Hoofdstuk 4 Uitvoerbaarheid

4.1 Inleiding

Bij ruimtelijke ingrepen dient onderbouwd te worden of het voornemen 'redelijkerwijs uitvoerbaar' is. In dit hoofdstuk wordt per aspect (milieu, flora en fauna, archeologie, watertoets en economie) aangegeven in hoeverre het plan uitvoerbaar is.

4.2 Milieu-aspecten

4.2.1 Bodem

Als gevolg van artikel 3.1.6 van het Besluit ruimtelijke ordening dient in verband met de uitvoerbaarheid van een bestemmingsplan onderzoek te worden verricht naar de geschiktheid van de gronden voor het beoogde doel. In het geval van een verontreiniging moet de mate van de omvang ervan worden vastgesteld, zodat beoordeeld kan worden of -en zo ja welke- kosten gemoeid zijn met het verwijderen of verminderen van die verontreiniging, zodat voldaan wordt aan de eisen van de milieuwetgeving.
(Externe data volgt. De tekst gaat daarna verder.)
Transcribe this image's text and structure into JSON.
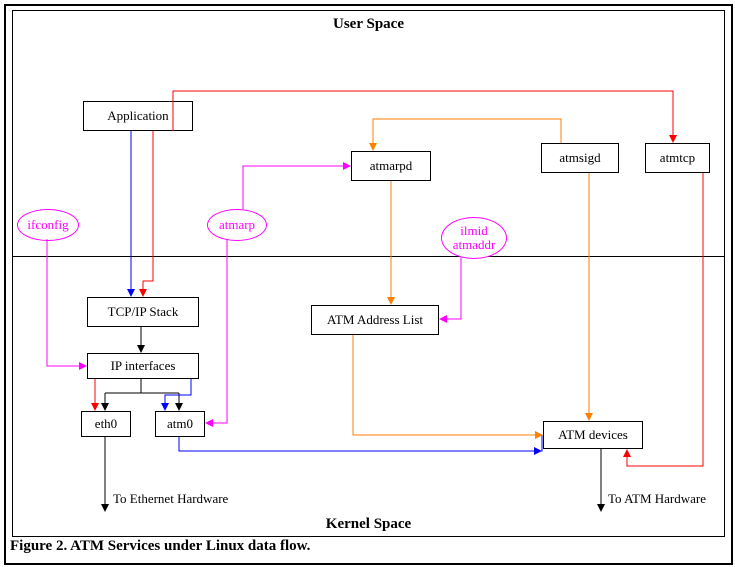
{
  "titles": {
    "user_space": "User Space",
    "kernel_space": "Kernel Space"
  },
  "caption": "Figure 2.  ATM Services under Linux data flow.",
  "boxes": {
    "application": "Application",
    "atmarpd": "atmarpd",
    "atmsigd": "atmsigd",
    "atmtcp": "atmtcp",
    "tcpip": "TCP/IP Stack",
    "atm_addr_list": "ATM Address List",
    "ip_interfaces": "IP interfaces",
    "eth0": "eth0",
    "atm0": "atm0",
    "atm_devices": "ATM devices"
  },
  "ellipses": {
    "ifconfig": "ifconfig",
    "atmarp": "atmarp",
    "ilmid_atmaddr": "ilmid\natmaddr"
  },
  "notes": {
    "to_eth": "To Ethernet Hardware",
    "to_atm": "To ATM Hardware"
  },
  "chart_data": {
    "type": "flow-diagram",
    "regions": [
      {
        "name": "User Space",
        "y_range": "top half"
      },
      {
        "name": "Kernel Space",
        "y_range": "bottom half"
      }
    ],
    "nodes": [
      {
        "id": "application",
        "label": "Application",
        "shape": "rect",
        "region": "User Space"
      },
      {
        "id": "atmarpd",
        "label": "atmarpd",
        "shape": "rect",
        "region": "User Space"
      },
      {
        "id": "atmsigd",
        "label": "atmsigd",
        "shape": "rect",
        "region": "User Space"
      },
      {
        "id": "atmtcp",
        "label": "atmtcp",
        "shape": "rect",
        "region": "User Space"
      },
      {
        "id": "ifconfig",
        "label": "ifconfig",
        "shape": "ellipse",
        "region": "boundary"
      },
      {
        "id": "atmarp",
        "label": "atmarp",
        "shape": "ellipse",
        "region": "boundary"
      },
      {
        "id": "ilmid_atmaddr",
        "label": "ilmid atmaddr",
        "shape": "ellipse",
        "region": "boundary"
      },
      {
        "id": "tcpip",
        "label": "TCP/IP Stack",
        "shape": "rect",
        "region": "Kernel Space"
      },
      {
        "id": "atm_addr_list",
        "label": "ATM Address List",
        "shape": "rect",
        "region": "Kernel Space"
      },
      {
        "id": "ip_interfaces",
        "label": "IP interfaces",
        "shape": "rect",
        "region": "Kernel Space"
      },
      {
        "id": "eth0",
        "label": "eth0",
        "shape": "rect",
        "region": "Kernel Space"
      },
      {
        "id": "atm0",
        "label": "atm0",
        "shape": "rect",
        "region": "Kernel Space"
      },
      {
        "id": "atm_devices",
        "label": "ATM devices",
        "shape": "rect",
        "region": "Kernel Space"
      },
      {
        "id": "eth_hw",
        "label": "To Ethernet Hardware",
        "shape": "exit",
        "region": "Kernel Space"
      },
      {
        "id": "atm_hw",
        "label": "To ATM Hardware",
        "shape": "exit",
        "region": "Kernel Space"
      }
    ],
    "edges": [
      {
        "from": "application",
        "to": "tcpip",
        "color": "blue"
      },
      {
        "from": "application",
        "to": "tcpip",
        "color": "red"
      },
      {
        "from": "application",
        "to": "atm_devices",
        "color": "red",
        "note": "routed across top"
      },
      {
        "from": "tcpip",
        "to": "ip_interfaces",
        "color": "black"
      },
      {
        "from": "ip_interfaces",
        "to": "eth0",
        "color": "black"
      },
      {
        "from": "ip_interfaces",
        "to": "atm0",
        "color": "black"
      },
      {
        "from": "ip_interfaces",
        "to": "eth0",
        "color": "red"
      },
      {
        "from": "ip_interfaces",
        "to": "atm0",
        "color": "blue"
      },
      {
        "from": "eth0",
        "to": "eth_hw",
        "color": "black"
      },
      {
        "from": "atm0",
        "to": "atm_devices",
        "color": "blue"
      },
      {
        "from": "ifconfig",
        "to": "ip_interfaces",
        "color": "magenta"
      },
      {
        "from": "atmarp",
        "to": "atm0",
        "color": "magenta"
      },
      {
        "from": "atmarp",
        "to": "atmarpd",
        "color": "magenta"
      },
      {
        "from": "atmarpd",
        "to": "atm_addr_list",
        "color": "orange"
      },
      {
        "from": "atm_addr_list",
        "to": "atm_devices",
        "color": "orange",
        "note": "consults"
      },
      {
        "from": "ilmid_atmaddr",
        "to": "atm_addr_list",
        "color": "magenta"
      },
      {
        "from": "atmsigd",
        "to": "atm_devices",
        "color": "orange"
      },
      {
        "from": "atmsigd",
        "to": "atmarpd",
        "color": "orange",
        "note": "via top"
      },
      {
        "from": "atmtcp",
        "to": "atm_devices",
        "color": "red"
      },
      {
        "from": "atm_devices",
        "to": "atm_hw",
        "color": "black"
      }
    ]
  }
}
In dit plan gaat het om het positief bestemmen van drie reeds aanwezige woningen en het herstellen van het vroegere bouwvlak. Er bestaat dan ook geen aanleiding bodemonderzoek uit te voeren naar de geschiktheid van de bodem voor dit gebruik.

4.2.2 Milieuzonering

Zowel de ruimtelijke ordening als het milieubeleid stelt zich ten doel een goede kwaliteit van het leefmilieu te handhaven en bevorderen. Dit gebeurt onder andere door milieuzonering. Hieronder wordt verstaan het aanbrengen van voldoende ruimte tussen milieubelastende bedrijven of inrichtingen enerzijds en milieugevoelige functies zoals wonen en recreëren anderzijds. De ruimtelijke scheiding bestaat doorgaans uit het aanhouden van een bepaalde afstand tussen de milieubelastende en milieugevoelige functies. Deze afstand moet groter zijn naarmate de milieubelastende functie het milieu sterker belast. De milieuzonering heeft twee doelen:

  • het voorkomen of zoveel mogelijk beperken van hinder en gevaar bij woningen en andere gevoelige functies;
  • het bieden van voldoende zekerheid aan bedrijven dat zij hun activiteiten duurzaam en onder aanvaardbare voorwaarden kunnen uitoefenen.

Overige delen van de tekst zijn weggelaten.